Perhaps the biggest difference to the UK government’s current and latest climate change agenda won’t be what Rishi Sunak does or doesn’t commit to or backtrack on in relation to targets and policies, but will be the more ‘under the radar’ supranational influence of the UN. This influence is always in the background, gaining in significance all the time. While the UK has been a signatory of the United Nations Framework Convention on Climate Change (UNFCCC) since 1994, this arrangement has historically been driven primarily by national governments – until now. In 2019, a UN Strategic Partnership Framework was signed with the World Economic Forum, locking member states further into much more rigorous benchmarking and monitoring of the UN’s Agenda 2030 goals. While national governments may have been reluctant to engage directly with the electorate on the more uncomfortable realities of Net Zero – threats to future mobility, warmth and convenience – more direct UN intervention would not be compromised by such issues.
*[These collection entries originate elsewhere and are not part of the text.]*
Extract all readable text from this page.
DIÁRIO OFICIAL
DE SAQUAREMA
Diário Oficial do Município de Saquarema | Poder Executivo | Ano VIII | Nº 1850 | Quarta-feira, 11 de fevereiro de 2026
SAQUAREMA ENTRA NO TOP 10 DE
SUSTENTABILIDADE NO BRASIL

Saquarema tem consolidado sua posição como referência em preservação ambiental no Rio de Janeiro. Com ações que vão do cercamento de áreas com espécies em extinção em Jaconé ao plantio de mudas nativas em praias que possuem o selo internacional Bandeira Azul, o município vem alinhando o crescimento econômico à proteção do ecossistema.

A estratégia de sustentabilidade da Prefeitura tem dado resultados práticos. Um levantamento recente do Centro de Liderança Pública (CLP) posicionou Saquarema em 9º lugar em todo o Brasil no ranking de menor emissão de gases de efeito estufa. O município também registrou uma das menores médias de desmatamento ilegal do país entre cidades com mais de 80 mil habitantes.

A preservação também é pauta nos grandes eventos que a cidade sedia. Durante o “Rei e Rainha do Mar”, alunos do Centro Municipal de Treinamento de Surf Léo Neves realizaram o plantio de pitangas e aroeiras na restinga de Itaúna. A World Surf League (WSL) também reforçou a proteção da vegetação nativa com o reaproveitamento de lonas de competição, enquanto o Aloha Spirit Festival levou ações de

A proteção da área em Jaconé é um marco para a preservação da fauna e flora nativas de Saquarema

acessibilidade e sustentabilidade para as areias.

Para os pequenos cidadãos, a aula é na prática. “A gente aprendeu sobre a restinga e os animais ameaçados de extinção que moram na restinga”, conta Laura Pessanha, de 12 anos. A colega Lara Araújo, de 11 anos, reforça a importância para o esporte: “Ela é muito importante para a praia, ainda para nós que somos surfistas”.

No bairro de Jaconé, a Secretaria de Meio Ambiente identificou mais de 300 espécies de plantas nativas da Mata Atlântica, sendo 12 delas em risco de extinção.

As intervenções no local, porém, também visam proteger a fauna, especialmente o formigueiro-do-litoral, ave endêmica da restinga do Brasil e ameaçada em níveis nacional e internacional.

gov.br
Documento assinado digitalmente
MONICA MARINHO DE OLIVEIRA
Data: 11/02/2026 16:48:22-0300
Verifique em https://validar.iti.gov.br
In a similar way to the proposed WHO treaty which will presumably give the UN direct control over the nation’s health, our governments have snubbed their own citizens and seemingly colluded behind the backs of the people who voted them into power. There is an unspoken but very clear message underneath all this: national governments and their citizens are not to be trusted and the only people who can decide what problems are the world faces – alongside their solutions – are an unelected group of technocrats and their rich elite paymasters. We have thus been prepared for an uncertain and frightening future which is aligned very specifically to Agenda 30. We have already been given a glimpse of what might be in store with the passing of the Energy Bill, which will make homeowners legally responsible for the energy efficiency standards of their homes. Likewise, ULEZ and the impending rollout of ‘15-minute cities’ have WEF/UN fingerprints all over them. As for Rishi Sunak’s apparent ‘about turn’ on Net Zero, have no doubt: whichever party is in power, climate change legislation will continue be ramped up, and will continue to transcend national government remit, democracy and party politics, down a road that has already been decided by a small group of people we have no reason to trust any more than our own inept government.